1.令和5年に閣議決定された「生物多様性国家戦略2023―2030」において、「30by30」目標が記載されたことは承知しております。

2.他方、同戦略に基づく保護地域の拡張等の取組については、環境省において検討されていくものと承知しており、防衛省としてお答えする立場にありません。

3.いずれにせよ、防衛省としては、本事業の実施に当たり、引き続き、部外の専門家から構成される環境監視等委員会の指導・助言を踏まえつつ、環境保全に十分に配慮して工事を進めてまいります。

 

<当日の質疑の経過・問題点>

 辺野古・大浦湾の埋立について、防衛省が「生物多様性国家戦略」について回答したのは初めてであろう。
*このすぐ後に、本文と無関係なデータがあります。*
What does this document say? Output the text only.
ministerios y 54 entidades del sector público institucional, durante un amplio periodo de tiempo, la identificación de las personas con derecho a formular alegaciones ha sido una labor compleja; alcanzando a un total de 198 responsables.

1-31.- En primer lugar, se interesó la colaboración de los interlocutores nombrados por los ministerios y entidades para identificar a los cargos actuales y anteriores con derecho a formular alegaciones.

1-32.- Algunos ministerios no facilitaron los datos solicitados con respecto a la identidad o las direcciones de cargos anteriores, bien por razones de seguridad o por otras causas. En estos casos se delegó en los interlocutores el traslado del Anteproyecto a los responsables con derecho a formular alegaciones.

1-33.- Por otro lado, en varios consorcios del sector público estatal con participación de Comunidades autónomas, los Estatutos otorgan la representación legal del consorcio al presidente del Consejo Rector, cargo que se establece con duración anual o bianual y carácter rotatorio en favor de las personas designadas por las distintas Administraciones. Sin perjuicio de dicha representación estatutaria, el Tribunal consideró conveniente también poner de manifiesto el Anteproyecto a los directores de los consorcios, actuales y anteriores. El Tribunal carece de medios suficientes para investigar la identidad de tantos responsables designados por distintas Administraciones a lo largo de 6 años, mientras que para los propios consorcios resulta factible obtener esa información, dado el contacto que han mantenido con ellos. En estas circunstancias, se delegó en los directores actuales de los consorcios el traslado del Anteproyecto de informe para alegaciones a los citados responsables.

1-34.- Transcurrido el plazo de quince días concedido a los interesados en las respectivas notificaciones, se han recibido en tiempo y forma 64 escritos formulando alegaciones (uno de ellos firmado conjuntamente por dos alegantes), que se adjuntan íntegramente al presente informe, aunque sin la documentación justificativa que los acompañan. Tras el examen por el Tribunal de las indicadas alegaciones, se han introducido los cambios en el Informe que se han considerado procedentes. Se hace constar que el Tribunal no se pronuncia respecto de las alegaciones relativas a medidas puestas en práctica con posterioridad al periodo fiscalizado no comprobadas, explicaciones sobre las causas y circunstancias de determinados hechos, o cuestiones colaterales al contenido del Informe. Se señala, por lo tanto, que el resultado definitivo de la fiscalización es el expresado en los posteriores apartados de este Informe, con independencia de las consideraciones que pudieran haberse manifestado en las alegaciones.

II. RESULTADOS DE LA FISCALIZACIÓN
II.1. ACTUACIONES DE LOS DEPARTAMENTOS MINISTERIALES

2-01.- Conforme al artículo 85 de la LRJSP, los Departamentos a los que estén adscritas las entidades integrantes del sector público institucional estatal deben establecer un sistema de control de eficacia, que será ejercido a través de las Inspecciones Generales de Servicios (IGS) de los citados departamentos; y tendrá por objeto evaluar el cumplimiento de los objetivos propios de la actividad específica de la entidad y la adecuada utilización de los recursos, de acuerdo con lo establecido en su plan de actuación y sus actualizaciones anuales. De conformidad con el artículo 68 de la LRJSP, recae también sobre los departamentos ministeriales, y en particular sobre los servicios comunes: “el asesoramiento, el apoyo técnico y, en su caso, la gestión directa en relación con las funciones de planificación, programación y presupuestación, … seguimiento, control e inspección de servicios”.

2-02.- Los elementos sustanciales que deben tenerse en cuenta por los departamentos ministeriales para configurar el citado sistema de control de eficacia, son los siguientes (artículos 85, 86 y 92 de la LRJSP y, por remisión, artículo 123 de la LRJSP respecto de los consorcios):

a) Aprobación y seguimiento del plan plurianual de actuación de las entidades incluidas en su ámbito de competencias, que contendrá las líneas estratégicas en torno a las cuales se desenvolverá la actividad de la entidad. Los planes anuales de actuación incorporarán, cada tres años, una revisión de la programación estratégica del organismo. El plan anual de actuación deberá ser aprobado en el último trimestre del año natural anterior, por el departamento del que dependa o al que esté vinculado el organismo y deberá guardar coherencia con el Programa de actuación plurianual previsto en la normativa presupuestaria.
「同戦略に基づく保護地域の拡張等の取組については、環境省において検討されていくものと承知しており、防衛省としてお答えする立場にありません」という。

 しかし閣議決定された同戦略のロードマップ(2023.3.31)では、関係省庁についても、「保護地域の拡張等につとめるとともにOECMとしての整理を段階的に追加」とされている。「防衛省としてお答えする立場にありません」というのは、閣議決定に対する防衛省の責任を無視したものである。